Condannati al dialogo

di Francesco Palermo

L’incontro tra il Presidente Durnwalder e il Ministro degli affari regionali sui cartelli bilingui in montagna è il primo tassello della composizione di una vertenza, quella sulla toponomastica, che si preannuncia ancora lunga e irta di insidie. Durnwalder sapeva di dover fare marcia indietro sui cartelli. Il punto però non era spuntarla su questo, ma riuscire a dare legittimazione politica – mettendola sul tavolo del Ministro – all’intenzione della SVP di proseguire sulla via di una nuova regolamentazione della toponomastica in Provincia di Bolzano. In tal senso, ogni minima incrinatura del criterio del bilinguismo assoluto – senza se e senza ma – di tutto ciò che ha una valenza pubblica, anche indiretta, è una vittoria della SVP, che vi si baserà per presentare un disegno di legge dopo l’estate.

Sia chiaro, l’intenzione di disciplinare la toponomastica con legge provinciale è di per sé una buona notizia. La Provincia, com’è noto, ha competenza primaria in materia (“fermo restando l’obbligo della bilinguità”, art. 8 statuto), ed è bene per lo sviluppo dell’autonomia che le competenze vengano esercitate. Il problema è il contenuto dell’annunciato disegno di legge. Da anticipazioni di stampa sembra che si intenda introdurre la distinzione, giuridicamente problematica, tra macro- e micro toponomastica e l’ancor più dubbio criterio delle rilevazioni statistiche per determinare l’uso effettivo di un toponimo per i casi incerti. Se questo sarà il contenuto della legge proposta, si tratterà di una forzatura dello statuto, destinata quasi certamente ad incorrere in una censura di incostituzionalità da parte della Corte costituzionale. In altre parole, una legge siffatta avrebbe vita brevissima.

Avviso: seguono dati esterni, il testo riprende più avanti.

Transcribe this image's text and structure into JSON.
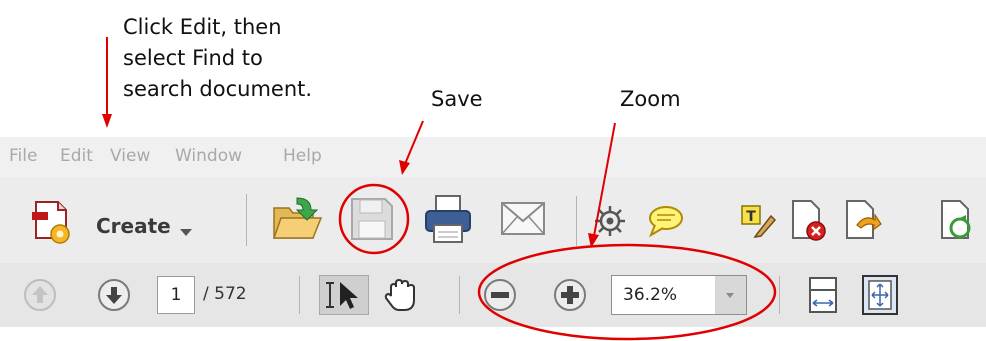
{
  "annotations": {
    "instruction_lines": [
      "Click Edit, then",
      "select Find to",
      "search document."
    ],
    "save_label": "Save",
    "zoom_label": "Zoom"
  },
  "menu": {
    "items": [
      "File",
      "Edit",
      "View",
      "Window",
      "Help"
    ]
  },
  "toolbar": {
    "create_label": "Create",
    "tools": [
      "open-icon",
      "save-icon",
      "print-icon",
      "email-icon",
      "gear-icon",
      "comment-icon",
      "text-edit-icon",
      "delete-page-icon",
      "export-icon",
      "rotate-icon"
    ]
  },
  "navigation": {
    "current_page": "1",
    "page_total": "/ 572",
    "zoom_value": "36.2%"
  },
  "colors": {
    "annotation_red": "#e00000",
    "menubar_bg": "#f0f0f0",
    "toolbar_bg": "#ececec"
  }
}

Allora si pongono due domande fondamentali. Primo: a chi giova una forzatura dei delicati equilibri della convivenza, tanto più sapendo che la legge, anche se approvata, non sopravvivrà al vaglio della Corte costituzionale? Potrebbe trattarsi di una deliberata “strategia della tensione”, volta a rimettere in discussione i pilastri dell’autonomia come disegnata dallo statuto, ma non converrebbe a nessuno, a partire dalla SVP, che non è certo così sprovveduta da voler compiere un passo del genere. Oppure si tratta di un’ingenuità giuridica colossale, ma è impensabile che il partito non abbia acquisito le necessarie informazioni e possa incorrere in simili errori di valutazione. Resta una terza ipotesi, la più probabile: che si tratti di una pedina su uno scacchiere più ampio, da sacrificare al momento opportuno in cambio di altro. Quando sarà il momento, la proposta sarà ritirata, e ciò sarà presentato come un doloroso passo indietro che giustifica la richiesta di qualcosa di ragionevolmente ottenibile. Magari la flessibilità sui tempi del ripristino della segnaletica bilingue sui sentieri. Sarebbe una strategia ardita, ma comunque comprensibile, mentre le altre ipotesi semplicemente sono irrealistiche.

Secondo: cosa insegna questa vicenda? E cosa dice davvero lo statuto? Si è parlato molto della competenza primaria della Provincia in tema di toponomastica, ma poco delle ramificazioni di questa competenza. Per esempio, è bene ricordare che il gruppo linguistico italiano in Consiglio provinciale può bloccare la legge prima che venga approvata, senza bisogno di aspettare che sia Roma a sollevare il ricorso. Ma soprattutto, la vicenda mostra un aspetto essenziale, che palesa sia la forza che la debolezza del sistema autonomistico. La convivenza dettata dallo statuto prevede innumerevoli meccanismi che obbligano al dialogo. Il dialogo è il metodo di governo della convivenza, e lo è per qualsiasi aspetto, anche per quelli che contraddicono lo statuto stesso e il suo spirito. Il metodo concertativo previsto dallo statuto consente dunque che si discuta anche su problemi inventati come quello della toponomastica, su cui la regola statutaria è talmente chiara che non dovrebbe ammettere discussioni. In altre parole, la vicenda mostra un paradosso dello statuto: anche se un problema è artificiale, inventato, perfino inammissibile ai sensi dello statuto, è lo stesso statuto a rendere necessario un dialogo. Il metodo, dunque, prevale sulla sostanza. Se qualcuno decide che il bilinguismo totale della toponomastica è un problema, di questo problema si deve discutere, anche se non ci sarebbe nulla da dire. Per questo siamo fortunatamente condannati al dialogo anche quando non ci piace. E per questo il sistema si regge solo in quanto la classe politica sia complessivamente responsabile ed eviti di inventare troppi problemi, specie laddove non ci sono. Perché lo statuto ci obbliga a prenderli comunque sul serio.